Well, that wasn’t suspicious at all.  Maybe he should have been paying more attention.

Please, tío?” Mirabel looked at him with her wide, eager eyes.

"This is a terrible idea," Bruno said. "I don't like people. And people - people don't like me."

"I like you," Mirabel said immediately.

"We're family. It doesn't count."

Mirabel's expression fell, just a little, and Camilo shot him a dirty look.

"What I mean," Bruno corrected, "is - is - is that of course you like me. I like you too. What's not to like? We're family. I like all of you - all of you, etcetera etcetera. But - but just because some people outside of the family actually talk to me like I'm a normal human being now – heh - it doesn't mean I'm suddenly the number one guy to direct los pesebres.”

“Don’t worry, mijo,” Mamá said affectionately, patting Bruno’s cheek.  “I’m sure you and Mirabel and Camilo will do a wonderful job.  They will do most of the work and you’ll be their adult supervision. You…need something else to do, now that we’re almost done fixing Casita.  This will be good for you.  Good for…”  She bit her tongue, obviously cutting off the rest of what usually followed.

Good for the Encanto.

Because what was good for them was always also good for the community as a whole, obviously.  They were inseparable.  One accord, and all that. 

Bruno sighed. 

That wasn’t fair, exactly. Mamá had taken great strides these past months and had made some significant changes.  She’d worked hard to separate the ‘good of the family’ from the ‘good of the Encanto’, and even further - to distinguish the ‘good of the individual’ from the ‘good of the family’.  She was trying.

They’d all worked through so much, had dismantled and rebuilt their old way of doing things just as surely as they dismantled the ruins of Casita and rebuilt it from the ground up.  Things weren’t perfect, not by a mile – but they were significantly better.  Better enough to tease and snark without fear of making someone irreparably disappointed.  Sometimes they made each other sad or angry, but they always loved each other.

They were learning that unconditional approval was not synonymous with unconditional love, and that approval was not something anyone could nor should give unconditionally. And, as it turned out, unconditional love was something they all already had.

“Besides,” Mamá continued, clearing her throat and failing to hide a mischievous smile that Bruno still wasn’t used to seeing.  “Don’t you always say your real gift is acting?”

Bruno snorted.  “Fine,” he ground out.  “Fine, I’ll - help.”

“Oh gracias a Dios,” Camilo and Mirabel sighed in tandem, and Bruno suddenly understood how those shepherds in the field felt when the angel came to greet them, because he was sore afraid.

Why were Camilo and Mirabel so relieved? 

What had he just gotten himself into?

Notes:

This is set during the rebuilding of Casita. It will include some general hand-waving and Bruno being slightly more jaded and snarkier than I usually write him.
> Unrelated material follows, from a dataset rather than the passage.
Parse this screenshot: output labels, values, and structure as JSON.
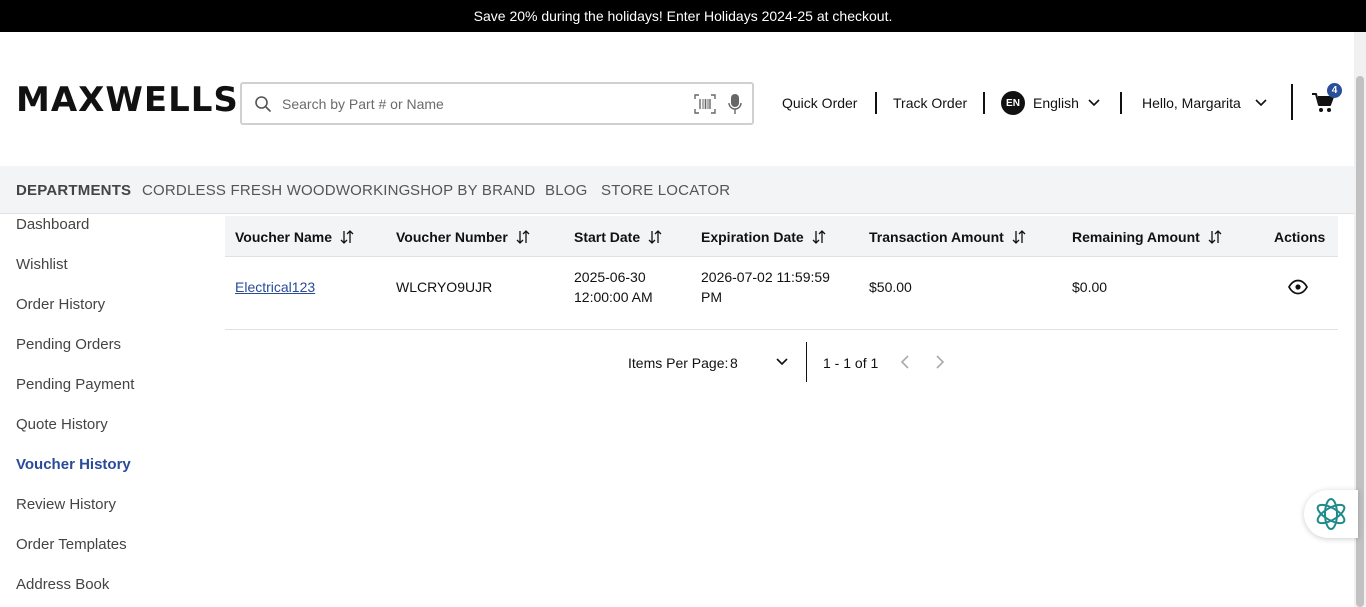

But it will be fun!

This will contain some Catholic/Religious imagery and themes - I mean, they're directing a Nativity Play. I am not Catholic and know this book is based on a Protestant Christmas Pageant so I do my best to weave the source material into something respectful to the canon faith in the Encanto.

Also, from what research I've done, Colombian Christmas traditions include 'los pesebres' - or Nativity scenes. I wasn't really able to determine whether or not they were actual living Nativity scenes/plays or just displays, but for the sake of the story I made them living Nativities - sort of like a play.